In the U.S. Air Force (USAF), preventive care and disease management efforts are important elements of the healthcare system, as these directly impact the readiness of the active duty force. At this time, little is known about the presence of disparities in this arena.
De-identified clinical and administrative data from all active duty members in the USAF more than 12 months (N=298,549) were examined for differences in medical readiness outcomes and the prevalence and quality of care measures for hypertension, dyslipidemia, diabetes and asthma.
Chronic disease prevalence differed by race/ethnicity (p<0.0001). Non-Hispanic blacks were consistently more likely to be diagnosed with hypertension, dyslipidemia, diabetes, or asthma compared to non-Hispanic whites. Prevalence rates were also higher for other race/ethnicity categories, but less consistent. There was no evidence of disparity in the quality of care measures. Non-Hispanic white active duty members were least likely to have a current preventive health assessment (p<0.05), and non-Hispanic black active duty members were more likely (p<0.05) to be medically non-deployable.

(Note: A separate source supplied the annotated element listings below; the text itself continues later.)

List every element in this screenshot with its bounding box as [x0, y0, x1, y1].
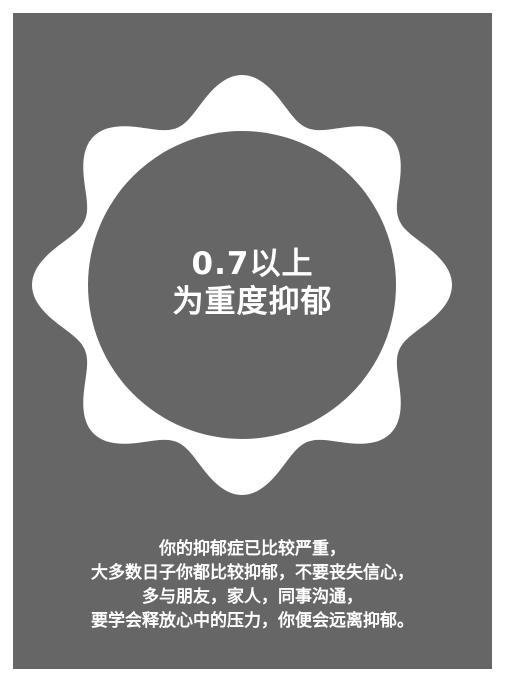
message-line: 多与朋友，家人，同事沟通，	[142, 587, 363, 607]
result-headline: 0.7以上 为重度抑郁	[13, 245, 492, 321]
headline-score: 0.7以上	[191, 246, 314, 282]
message-line: 要学会释放心中的压力，你便会远离抑郁。	[91, 611, 414, 631]
result-card: 0.7以上 为重度抑郁 你的抑郁症已比较严重， 大多数日子你都比较抑郁，不要丧失…	[13, 13, 492, 669]
badge-inner-circle	[88, 131, 396, 439]
headline-level: 为重度抑郁	[172, 284, 333, 320]
scalloped-badge	[32, 75, 452, 495]
message-line: 你的抑郁症已比较严重，	[159, 539, 346, 559]
result-message: 你的抑郁症已比较严重， 大多数日子你都比较抑郁，不要丧失信心， 多与朋友，家人，…	[13, 537, 492, 633]
message-line: 大多数日子你都比较抑郁，不要丧失信心，	[91, 563, 414, 583]
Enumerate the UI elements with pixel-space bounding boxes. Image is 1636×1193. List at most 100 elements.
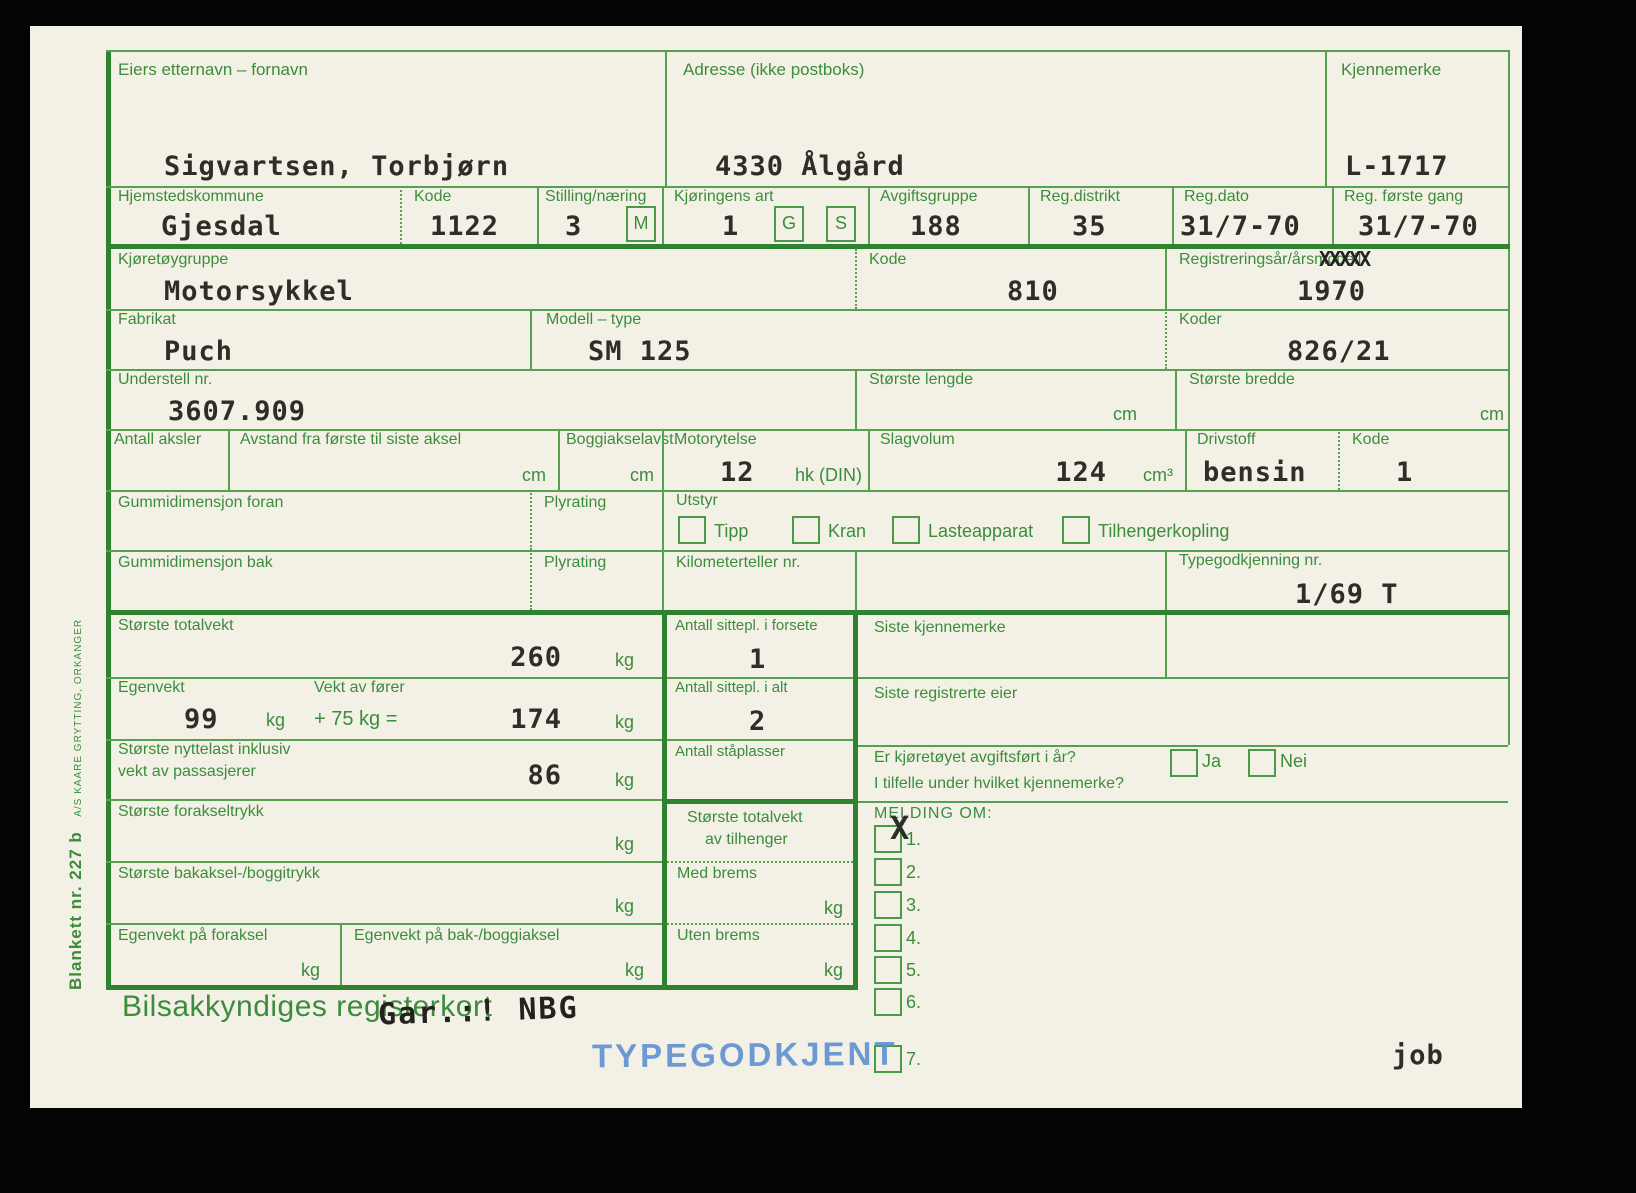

The prevalence of chronic conditions also differed by rank category (p<0.0001), with senior enlisted members demonstrating a higher prevalence of hypertension, dyslipidemia, and diabetes (p<0.05). Predicted HbA1c results were consistently above the recommended treatment goal of 7.0% (p<0.05) for senior enlisted members with diabetes, although no other differences were noted in the remaining process or outcome measures. Except for older junior enlisted members, preventive health assessment currency was lowest for senior officers and medical non-deployability highest for senior enlisted members.
Chronic conditions also differed statistically significantly by gender (p<0.0001), with women more than twice as likely to have asthma (p<0.05). Treatment outcomes did not differ by gender, but younger women with diabetes were less likely to have a current HbA1c (p<0.05). Preventive health currency and medical non-deployability rates were not clinically significantly different.
A tremendous opportunity exists to improve the overall health of the USAF population through prevention of chronic diseases and the management of diabetes for senior enlisted members and younger women. However, the results of this study indicate that equal health benefits for this low risk population may alleviate the effect of health disparities.